Er tastete vorsichtig nach der wasserflasche im rucksack, ohne sich allzuweit vorzubeugen, damit der schmerz fernbliebe, nestelte den verschluß auf und trank in gierigen zügen.

dichtes dunkel hatte sich ihm entgegengewölbt, als er die tür aufstieß. heraus strömte ein geruch, den er nicht benennen konnte, etwas scharf, fast beißend, ein geruch nach sauberkeit, nach strenge, nach gestärkter schürze. er betrat den kleinen raum. dunkelheit glitt über ihn hin. kaum trug das fahle dämmerlicht, das durch die weitoffne tür fiel, zur sicht bei. es fand sich aber eine kerze und auch einen kamin gab es, wie er zu seiner freude feststellte, und gutgelagertes holz. über dem kamin hing ein schmales bord an der wand, darauf stand ein einzelnes, in leder gebundenes buch. an der wand daneben ein spiegel. kerzenschein fiel durch die blanke fläche des glases und ruhte rotglühend auf seinem rechten ohr. das andere lag im dunkel des spiegels verborgen. er verzog das gesicht, wandte sich ab. auf der anderen seite war ein feldbett aufgestellt, mit einer sauberen, weißlich schimmernden matratze darauf. in der wand gegenüber dem eingang deutete eine ritze im holz, ein knauf, halbkreisförmig abgeschabter boden auf eine weitere tür; auch schien das innere der hütte in den abmessungen kleiner auszufallen als das äußere glauben ließ: hinter dieser tür lag wohl noch ein kleiner raum. öffnen ließ sie sich nicht. als er von ihr abließ, meinte er, ein leises summen zu hören, wie von einem elektrischen gerät, einem kühlschrank vielleicht, und neigte das ohr gegen den spalt. das holz kratzte, gab aber keinen laut von sich. klopfen gegen die wand erzeugte einen schwachdumpfen hall. das summen war verstummt.

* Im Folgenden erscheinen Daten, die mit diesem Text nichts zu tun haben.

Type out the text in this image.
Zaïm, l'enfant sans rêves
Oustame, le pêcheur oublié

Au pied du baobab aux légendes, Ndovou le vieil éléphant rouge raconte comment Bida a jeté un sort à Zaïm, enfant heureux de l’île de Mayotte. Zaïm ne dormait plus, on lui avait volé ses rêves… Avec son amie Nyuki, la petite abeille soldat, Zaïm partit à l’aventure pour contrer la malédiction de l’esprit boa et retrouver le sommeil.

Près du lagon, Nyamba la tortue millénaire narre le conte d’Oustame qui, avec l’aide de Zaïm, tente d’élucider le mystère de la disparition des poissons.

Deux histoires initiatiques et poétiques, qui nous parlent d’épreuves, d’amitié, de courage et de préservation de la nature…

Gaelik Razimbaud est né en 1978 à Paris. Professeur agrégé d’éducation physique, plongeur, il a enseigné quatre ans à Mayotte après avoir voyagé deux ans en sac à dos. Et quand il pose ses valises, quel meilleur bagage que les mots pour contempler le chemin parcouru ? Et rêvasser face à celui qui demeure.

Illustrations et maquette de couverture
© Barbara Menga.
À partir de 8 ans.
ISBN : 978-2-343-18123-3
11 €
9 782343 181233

er legte die sachen ab, machte feuer, breitete den schlafsack auf dem bett aus, aß und trank. später nahm er das buch vom regal, entledigte sich der kleidung und schlüpfte in den schlafsack. die tür ließ er einen spaltbreit offen stehen, da ihm die luft eng und schwer atembar schien. warm und schläfrig und eingehüllt in den flausch des schlafsacks, schlug er das buch auf. doch er hatte kaum zwei zeilen gelesen, da übermannte ihn bleischwere müdigkeit. der kopf sank ihm auf die brust, das buch entglitt seinen händen, und er schlief, noch ehe es zu boden gefallen war. das dumpfe poltern, mit dem es aufschlug, hörte er nicht mehr, ebenso wenig, wie er es später vernahm, als in der nacht die tür mit einem harten klicken zufiel.

(4)
(2)

Das Opfer (2)

plötzlich ein Schimmern von poliertem stein.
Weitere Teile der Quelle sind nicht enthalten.